Totals: HECHT 5189 scores 20, ACER ES Series 5 scores 36.
Based on the scoring, the ACER ES Series 5 is our overall winner. Between these two, the ACER ES Series 5 simply feels like the more complete, grown-up partner for real-world commuting: it goes further, feels more refined, and quietly removes a lot of the little worries that make scooters annoying over time.

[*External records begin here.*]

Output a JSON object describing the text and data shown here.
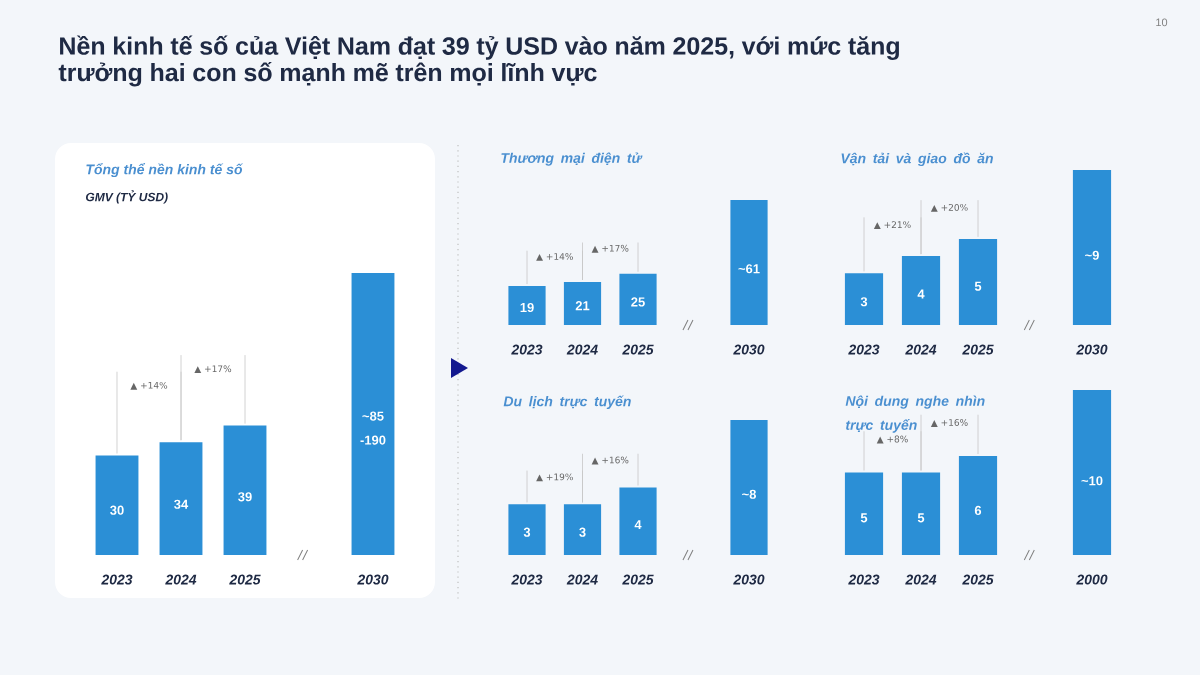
{
  "chart_data": [
    {
      "type": "bar",
      "title": "Nền kinh tế số của Việt Nam đạt 39 tỷ USD vào năm 2025, với mức tăng trưởng hai con số mạnh mẽ trên mọi lĩnh vực",
      "subtitle": "Tổng thể nền kinh tế số",
      "ylabel": "GMV (TỶ USD)",
      "categories": [
        "2023",
        "2024",
        "2025",
        "2030"
      ],
      "values": [
        30,
        34,
        39,
        85
      ],
      "value_labels": [
        "30",
        "34",
        "39",
        "~85 -190"
      ],
      "color": "#2b8fd6",
      "annotations": [
        "▲ +14%",
        "▲ +17%",
        "10"
      ]
    },
    {
      "type": "bar",
      "title": "Thương mại điện tử",
      "categories": [
        "2023",
        "2024",
        "2025",
        "2030"
      ],
      "values": [
        19,
        21,
        25,
        61
      ],
      "value_labels": [
        "19",
        "21",
        "25",
        "~61"
      ],
      "color": "#2b8fd6",
      "annotations": [
        "▲ +14%",
        "▲ +17%"
      ]
    },
    {
      "type": "bar",
      "title": "Vận tải và giao đồ ăn",
      "categories": [
        "2023",
        "2024",
        "2025",
        "2030"
      ],
      "values": [
        3,
        4,
        5,
        9
      ],
      "value_labels": [
        "3",
        "4",
        "5",
        "~9"
      ],
      "color": "#2b8fd6",
      "annotations": [
        "▲ +21%",
        "▲ +20%"
      ]
    },
    {
      "type": "bar",
      "title": "Du lịch trực tuyến",
      "categories": [
        "2023",
        "2024",
        "2025",
        "2030"
      ],
      "values": [
        3,
        3,
        4,
        8
      ],
      "value_labels": [
        "3",
        "3",
        "4",
        "~8"
      ],
      "color": "#2b8fd6",
      "annotations": [
        "▲ +19%",
        "▲ +16%"
      ]
    },
    {
      "type": "bar",
      "title": "Nội dung nghe nhìn trực tuyến",
      "categories": [
        "2023",
        "2024",
        "2025",
        "2000"
      ],
      "values": [
        5,
        5,
        6,
        10
      ],
      "value_labels": [
        "5",
        "5",
        "6",
        "~10"
      ],
      "color": "#2b8fd6",
      "annotations": [
        "▲ +8%",
        "▲ +16%"
      ]
    }
  ]
}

The HECHT 5189 has its charms - especially that big-wheel, planted feel - but once you've lived with the Acer's range and everyday convenience, the Hecht starts to feel like a sturdy but slightly outdated workaround. If your heart belongs to big pneumatic tyres and you ride mostly short, rough routes, the Hecht will still make you smile. For everyone else who just wants a scooter that behaves like a reliable urban vehicle rather than an experiment, the Acer is the one that will keep you happier, longer.
That's our verdict when we try to stay objective – but hey, riding is mostly about emotions anyway, so pick the one that will make you look forward to your commute every single day.